Audience: I think like—talking about audience and kind of how we relate to this—I think a lot of us in our class were drawn to the, the “Soldier, Home Early, Surprises His Wife in Chick-Fil-A” poem. And we found like all those videos are real YouTube videos and like, growing up on YouTube . . . I don’t know, I guess I wondered how, like, what importance you saw in that because that’s drawing on kind of a very different bank of information than that dictionary you used. I don’t know. I just thought that was interesting and I kind of wondered what your process was going through that poem.

SS: I think that, I think that was a like twelve hour day in front of YouTube and just clicking link after link after link obsessively. And it started with soldiers that are reunited with their dogs, you know, and then . . . and then realizing that these are all tropes and that there are actually multiple, multiple videos here. And they’re really painful to watch and incredibly moving and poignant, and then there are also these recurring things that happen too, right? There’s a lot of there are a lot of girlfriends; there’s a lot of getting married; there’s a lot of heteronormative reification happening. And so I wanted to point to the sadness of it—the moments of sadness like a child not recognizing their own father for example, but also the the fact that this is so recurring that it at some point it becomes almost like a plug-and-play kind of phenomenon of this incredibly moving moment. And so constantly through the book that’s what I’m trying to do is like move between the very particular and really honor the particular and recognize the particular and mourn the particular, but also point at how huge the particular is and how it becomes, I hate to use the word “universal,” but it becomes universal in a way, or there are ways that it becomes way larger in that moment and representative of larger things. So that’s what I was, I was doing. But that was definitely another moment of punctum—of like watching these videos and what’s the quote that jumps out at me and writing them down and not necessarily knowing why or what I want to do with them yet until I had them all down and then could kind of play around with them.

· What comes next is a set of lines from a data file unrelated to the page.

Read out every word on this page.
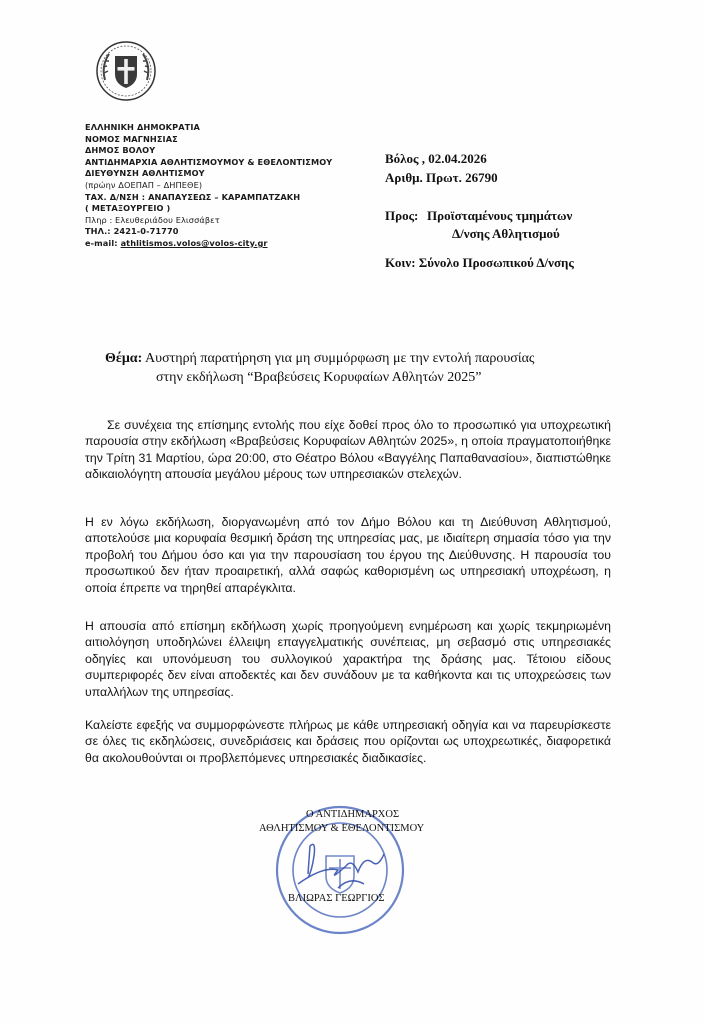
ΕΛΛΗΝΙΚΗ ΔΗΜΟΚΡΑΤΙΑ
ΝΟΜΟΣ ΜΑΓΝΗΣΙΑΣ
ΔΗΜΟΣ ΒΟΛΟΥ
ΑΝΤΙΔΗΜΑΡΧΙΑ ΑΘΛΗΤΙΣΜΟΥΜΟΥ & ΕΘΕΛΟΝΤΙΣΜΟΥ
ΔΙΕΥΘΥΝΣΗ ΑΘΛΗΤΙΣΜΟΥ
(πρώην ΔΟΕΠΑΠ – ΔΗΠΕΘΕ)
ΤΑΧ. Δ/ΝΣΗ : ΑΝΑΠΑΥΣΕΩΣ – ΚΑΡΑΜΠΑΤΖΑΚΗ
( ΜΕΤΑΞΟΥΡΓΕΙΟ )
Πληρ : Ελευθεριάδου Ελισσάβετ
ΤΗΛ.: 2421-0-71770
e-mail: athlitismos.volos@volos-city.gr
Βόλος , 02.04.2026
Αριθμ. Πρωτ. 26790
Προς: Προϊσταμένους τμημάτων
Δ/νσης Αθλητισμού
Κοιν: Σύνολο Προσωπικού Δ/νσης
Θέμα: Αυστηρή παρατήρηση για μη συμμόρφωση με την εντολή παρουσίας
στην εκδήλωση “Βραβεύσεις Κορυφαίων Αθλητών 2025”
Σε συνέχεια της επίσημης εντολής που είχε δοθεί προς όλο το προσωπικό για υποχρεωτική παρουσία στην εκδήλωση «Βραβεύσεις Κορυφαίων Αθλητών 2025», η οποία πραγματοποιήθηκε την Τρίτη 31 Μαρτίου, ώρα 20:00, στο Θέατρο Βόλου «Βαγγέλης Παπαθανασίου», διαπιστώθηκε αδικαιολόγητη απουσία μεγάλου μέρους των υπηρεσιακών στελεχών.
Η εν λόγω εκδήλωση, διοργανωμένη από τον Δήμο Βόλου και τη Διεύθυνση Αθλητισμού, αποτελούσε μια κορυφαία θεσμική δράση της υπηρεσίας μας, με ιδιαίτερη σημασία τόσο για την προβολή του Δήμου όσο και για την παρουσίαση του έργου της Διεύθυνσης. Η παρουσία του προσωπικού δεν ήταν προαιρετική, αλλά σαφώς καθορισμένη ως υπηρεσιακή υποχρέωση, η οποία έπρεπε να τηρηθεί απαρέγκλιτα.
Η απουσία από επίσημη εκδήλωση χωρίς προηγούμενη ενημέρωση και χωρίς τεκμηριωμένη αιτιολόγηση υποδηλώνει έλλειψη επαγγελματικής συνέπειας, μη σεβασμό στις υπηρεσιακές οδηγίες και υπονόμευση του συλλογικού χαρακτήρα της δράσης μας. Τέτοιου είδους συμπεριφορές δεν είναι αποδεκτές και δεν συνάδουν με τα καθήκοντα και τις υποχρεώσεις των υπαλλήλων της υπηρεσίας.
Καλείστε εφεξής να συμμορφώνεστε πλήρως με κάθε υπηρεσιακή οδηγία και να παρευρίσκεστε σε όλες τις εκδηλώσεις, συνεδριάσεις και δράσεις που ορίζονται ως υποχρεωτικές, διαφορετικά θα ακολουθούνται οι προβλεπόμενες υπηρεσιακές διαδικασίες.
Ο ΑΝΤΙΔΗΜΑΡΧΟΣ
ΑΘΛΗΤΙΣΜΟΥ & ΕΘΕΛΟΝΤΙΣΜΟΥ
ΒΛΙΩΡΑΣ ΓΕΩΡΓΙΟΣ
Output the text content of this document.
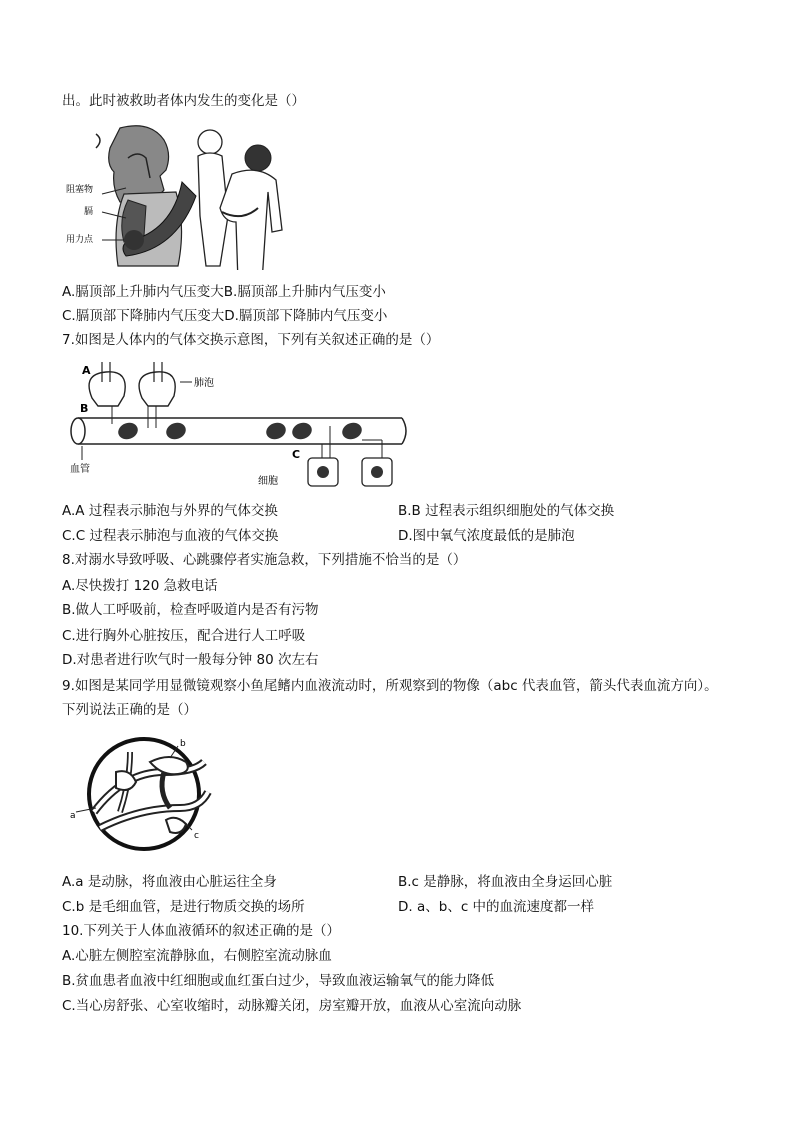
出。此时被救助者体内发生的变化是（）
阻塞物
膈
用力点
A.膈顶部上升肺内气压变大B.膈顶部上升肺内气压变小
C.膈顶部下降肺内气压变大D.膈顶部下降肺内气压变小
7.如图是人体内的气体交换示意图，下列有关叙述正确的是（）
A
肺泡
B
C
血管
细胞
A.A 过程表示肺泡与外界的气体交换	B.B 过程表示组织细胞处的气体交换
C.C 过程表示肺泡与血液的气体交换	D.图中氧气浓度最低的是肺泡
8.对溺水导致呼吸、心跳骤停者实施急救，下列措施不恰当的是（）
A.尽快拨打 120 急救电话
B.做人工呼吸前，检查呼吸道内是否有污物
C.进行胸外心脏按压，配合进行人工呼吸
D.对患者进行吹气时一般每分钟 80 次左右
9.如图是某同学用显微镜观察小鱼尾鳍内血液流动时，所观察到的物像（abc 代表血管，箭头代表血流方向）。
下列说法正确的是（）
a
b
c
A.a 是动脉，将血液由心脏运往全身	B.c 是静脉，将血液由全身运回心脏
C.b 是毛细血管，是进行物质交换的场所	D. a、b、c 中的血流速度都一样
10.下列关于人体血液循环的叙述正确的是（）
A.心脏左侧腔室流静脉血，右侧腔室流动脉血
B.贫血患者血液中红细胞或血红蛋白过少，导致血液运输氧气的能力降低
C.当心房舒张、心室收缩时，动脉瓣关闭，房室瓣开放，血液从心室流向动脉
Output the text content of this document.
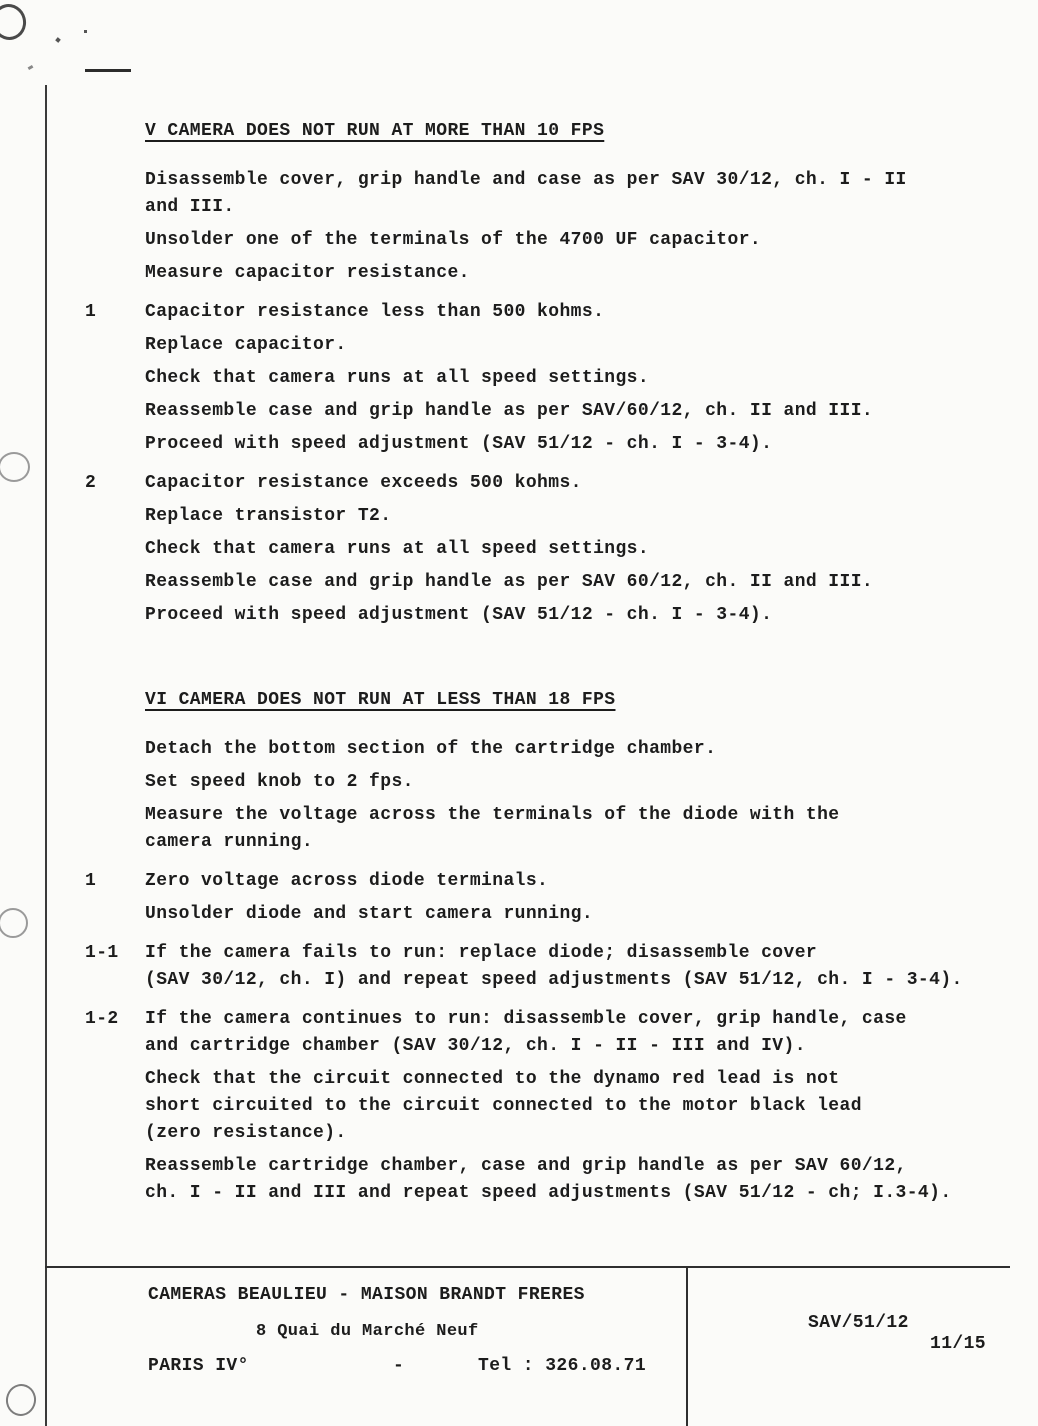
V CAMERA DOES NOT RUN AT MORE THAN 10 FPS
Disassemble cover, grip handle and case as per SAV 30/12, ch. I - II
and III.
Unsolder one of the terminals of the 4700 UF capacitor.
Measure capacitor resistance.
1	Capacitor resistance less than 500 kohms.
Replace capacitor.
Check that camera runs at all speed settings.
Reassemble case and grip handle as per SAV/60/12, ch. II and III.
Proceed with speed adjustment (SAV 51/12 - ch. I - 3-4).
2	Capacitor resistance exceeds 500 kohms.
Replace transistor T2.
Check that camera runs at all speed settings.
Reassemble case and grip handle as per SAV 60/12, ch. II and III.
Proceed with speed adjustment (SAV 51/12 - ch. I - 3-4).
VI CAMERA DOES NOT RUN AT LESS THAN 18 FPS
Detach the bottom section of the cartridge chamber.
Set speed knob to 2 fps.
Measure the voltage across the terminals of the diode with the
camera running.
1	Zero voltage across diode terminals.
Unsolder diode and start camera running.
1-1 If the camera fails to run: replace diode; disassemble cover
(SAV 30/12, ch. I) and repeat speed adjustments (SAV 51/12, ch. I - 3-4).
1-2 If the camera continues to run: disassemble cover, grip handle, case
and cartridge chamber (SAV 30/12, ch. I - II - III and IV).
Check that the circuit connected to the dynamo red lead is not
short circuited to the circuit connected to the motor black lead
(zero resistance).
Reassemble cartridge chamber, case and grip handle as per SAV 60/12,
ch. I - II and III and repeat speed adjustments (SAV 51/12 - ch; I.3-4).
CAMERAS BEAULIEU - MAISON BRANDT FRERES
8 Quai du Marché Neuf
PARIS IV°	-	Tel : 326.08.71
SAV/51/12
11/15
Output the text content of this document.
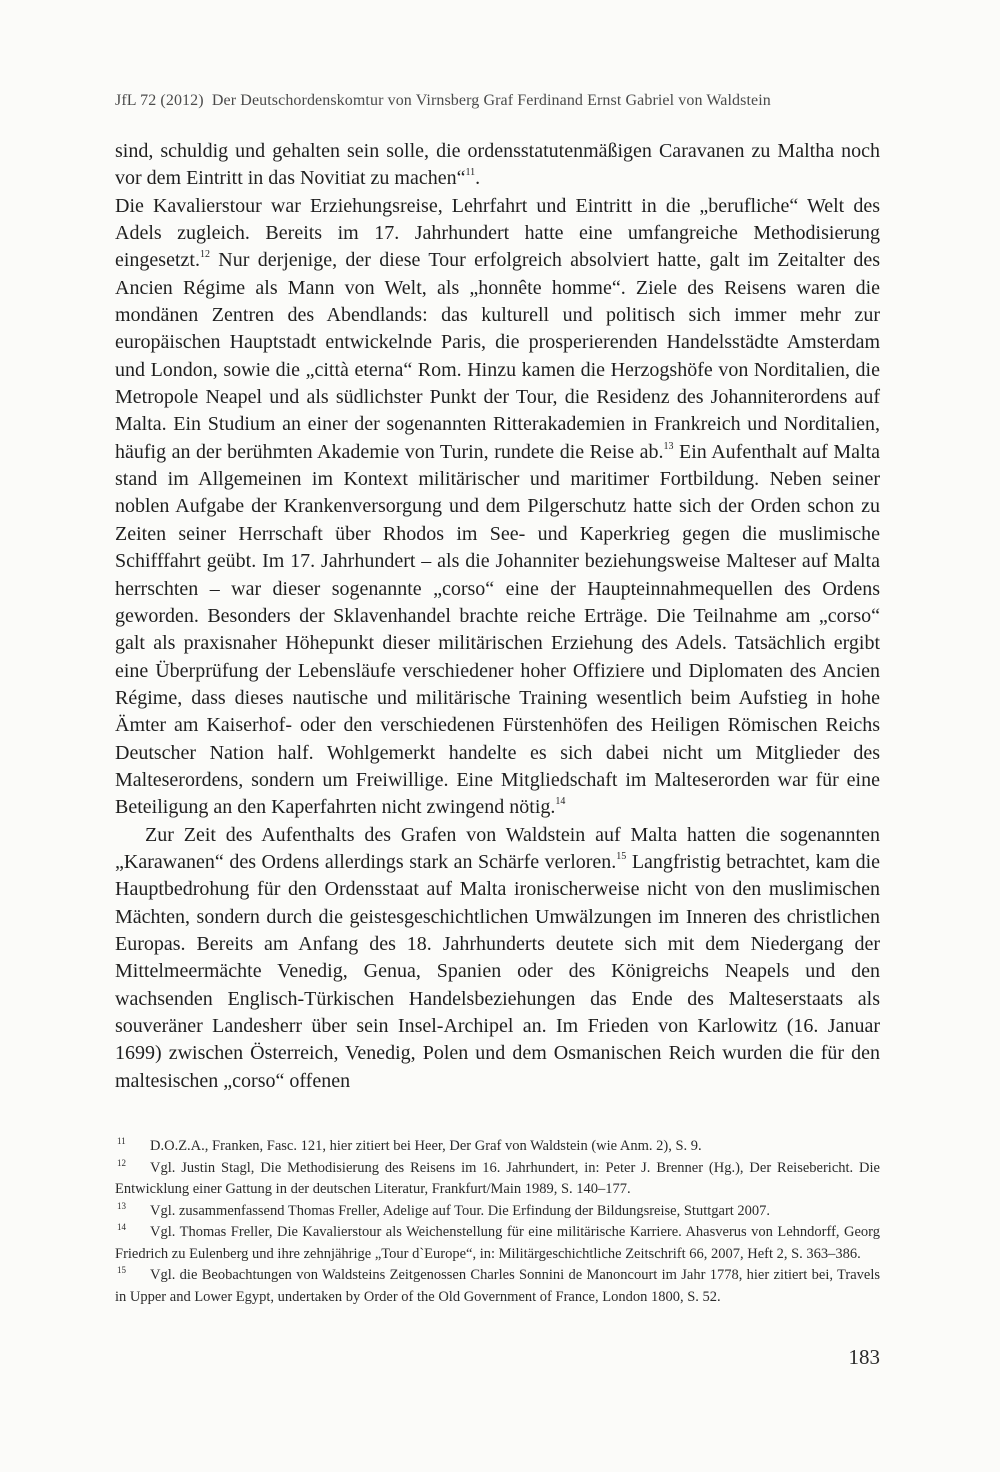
JfL 72 (2012) Der Deutschordenskomtur von Virnsberg Graf Ferdinand Ernst Gabriel von Waldstein

sind, schuldig und gehalten sein solle, die ordensstatutenmäßigen Caravanen zu Maltha noch vor dem Eintritt in das Novitiat zu machen“$^{11}$.

Die Kavalierstour war Erziehungsreise, Lehrfahrt und Eintritt in die „berufliche“ Welt des Adels zugleich. Bereits im 17. Jahrhundert hatte eine umfangreiche Methodisierung eingesetzt.$^{12}$ Nur derjenige, der diese Tour erfolgreich absolviert hatte, galt im Zeitalter des Ancien Régime als Mann von Welt, als „honnête homme“. Ziele des Reisens waren die mondänen Zentren des Abendlands: das kulturell und politisch sich immer mehr zur europäischen Hauptstadt entwickelnde Paris, die prosperierenden Handelsstädte Amsterdam und London, sowie die „città eterna“ Rom. Hinzu kamen die Herzogshöfe von Norditalien, die Metropole Neapel und als südlichster Punkt der Tour, die Residenz des Johanniterordens auf Malta. Ein Studium an einer der sogenannten Ritterakademien in Frankreich und Norditalien, häufig an der berühmten Akademie von Turin, rundete die Reise ab.$^{13}$ Ein Aufenthalt auf Malta stand im Allgemeinen im Kontext militärischer und maritimer Fortbildung. Neben seiner noblen Aufgabe der Krankenversorgung und dem Pilgerschutz hatte sich der Orden schon zu Zeiten seiner Herrschaft über Rhodos im See- und Kaperkrieg gegen die muslimische Schifffahrt geübt. Im 17. Jahrhundert – als die Johanniter beziehungsweise Malteser auf Malta herrschten – war dieser sogenannte „corso“ eine der Haupteinnahmequellen des Ordens geworden. Besonders der Sklavenhandel brachte reiche Erträge. Die Teilnahme am „corso“ galt als praxisnaher Höhepunkt dieser militärischen Erziehung des Adels. Tatsächlich ergibt eine Überprüfung der Lebensläufe verschiedener hoher Offiziere und Diplomaten des Ancien Régime, dass dieses nautische und militärische Training wesentlich beim Aufstieg in hohe Ämter am Kaiserhof- oder den verschiedenen Fürstenhöfen des Heiligen Römischen Reichs Deutscher Nation half. Wohlgemerkt handelte es sich dabei nicht um Mitglieder des Malteserordens, sondern um Freiwillige. Eine Mitgliedschaft im Malteserorden war für eine Beteiligung an den Kaperfahrten nicht zwingend nötig.$^{14}$

Zur Zeit des Aufenthalts des Grafen von Waldstein auf Malta hatten die sogenannten „Karawanen“ des Ordens allerdings stark an Schärfe verloren.$^{15}$ Langfristig betrachtet, kam die Hauptbedrohung für den Ordensstaat auf Malta ironischerweise nicht von den muslimischen Mächten, sondern durch die geistesgeschichtlichen Umwälzungen im Inneren des christlichen Europas. Bereits am Anfang des 18. Jahrhunderts deutete sich mit dem Niedergang der Mittelmeermächte Venedig, Genua, Spanien oder des Königreichs Neapels und den wachsenden Englisch-Türkischen Handelsbeziehungen das Ende des Malteserstaats als souveräner Landesherr über sein Insel-Archipel an. Im Frieden von Karlowitz (16. Januar 1699) zwischen Österreich, Venedig, Polen und dem Osmanischen Reich wurden die für den maltesischen „corso“ offenen

$^{11}$ D.O.Z.A., Franken, Fasc. 121, hier zitiert bei Heer, Der Graf von Waldstein (wie Anm. 2), S. 9.

$^{12}$ Vgl. Justin Stagl, Die Methodisierung des Reisens im 16. Jahrhundert, in: Peter J. Brenner (Hg.), Der Reisebericht. Die Entwicklung einer Gattung in der deutschen Literatur, Frankfurt/Main 1989, S. 140–177.

$^{13}$ Vgl. zusammenfassend Thomas Freller, Adelige auf Tour. Die Erfindung der Bildungsreise, Stuttgart 2007.

$^{14}$ Vgl. Thomas Freller, Die Kavalierstour als Weichenstellung für eine militärische Karriere. Ahasverus von Lehndorff, Georg Friedrich zu Eulenberg und ihre zehnjährige „Tour d`Europe“, in: Militärgeschichtliche Zeitschrift 66, 2007, Heft 2, S. 363–386.

$^{15}$ Vgl. die Beobachtungen von Waldsteins Zeitgenossen Charles Sonnini de Manoncourt im Jahr 1778, hier zitiert bei, Travels in Upper and Lower Egypt, undertaken by Order of the Old Government of France, London 1800, S. 52.

183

Audience: I don’t mean to take the focus off of your work at all, but do you have any advice for us young poets who often tread to abstraction and have some issues in our poetry?

SS: Be on the punctum. Something that’s very easy and very simple and I think useful is to literally just name objects that are in front of you—small things that are in front of you—and just follow . . . follow your gaze for a little while and see what that might open up in a very kind of literal way, actually. I think that—I’ve used the word “attention” a few times here and I, I’ll backtrack for a second and quote a Buddhist by the name of Thich Nhat Hanh, who at one point was giving a talk, and he asked his students, or the people present at his talk, to turn to the person next to them and introduce themselves and say hi. And you do so and they turn back and then he said, “OK, now turn and do that again but knowing you both will die.” And there’s a shift in the attention in that moment and a shift in—not in the action, not in the fact of what happens—but what is directly behind what happened. And so how can you cultivate that kind of attention to whatever you bring? And if that attention leads you to abstraction then . . . then follow it, but I bet you that, that I would assume that there would be a greater . . . I use the word “truth” a lot, you know, there would be like a greater truth behind that abstraction for you. Yeah.

Audience: Thank you.

SS: Sure.

GD: At one moment in a poem of yours you had—it said something like—it mentioned New Wave cinema and said, “And I don’t get it.” And I had not long before watched the film Pickpocket by Bresson and I kind of failed. I had different responses to New Wave cinema, but I was made aware that Bresson forbade his actors from showing emotion and they were not to act actually; they were to be puppets just moved around. And so that led me to thinking, “Well, what’s the parallel with that kind of theorizing, that kind of thinking in poetry,” you know? And it’s rooted somewhere in the debate and struggle between narrative and lyric or something like that, and I wondered where—how you see yourself in that?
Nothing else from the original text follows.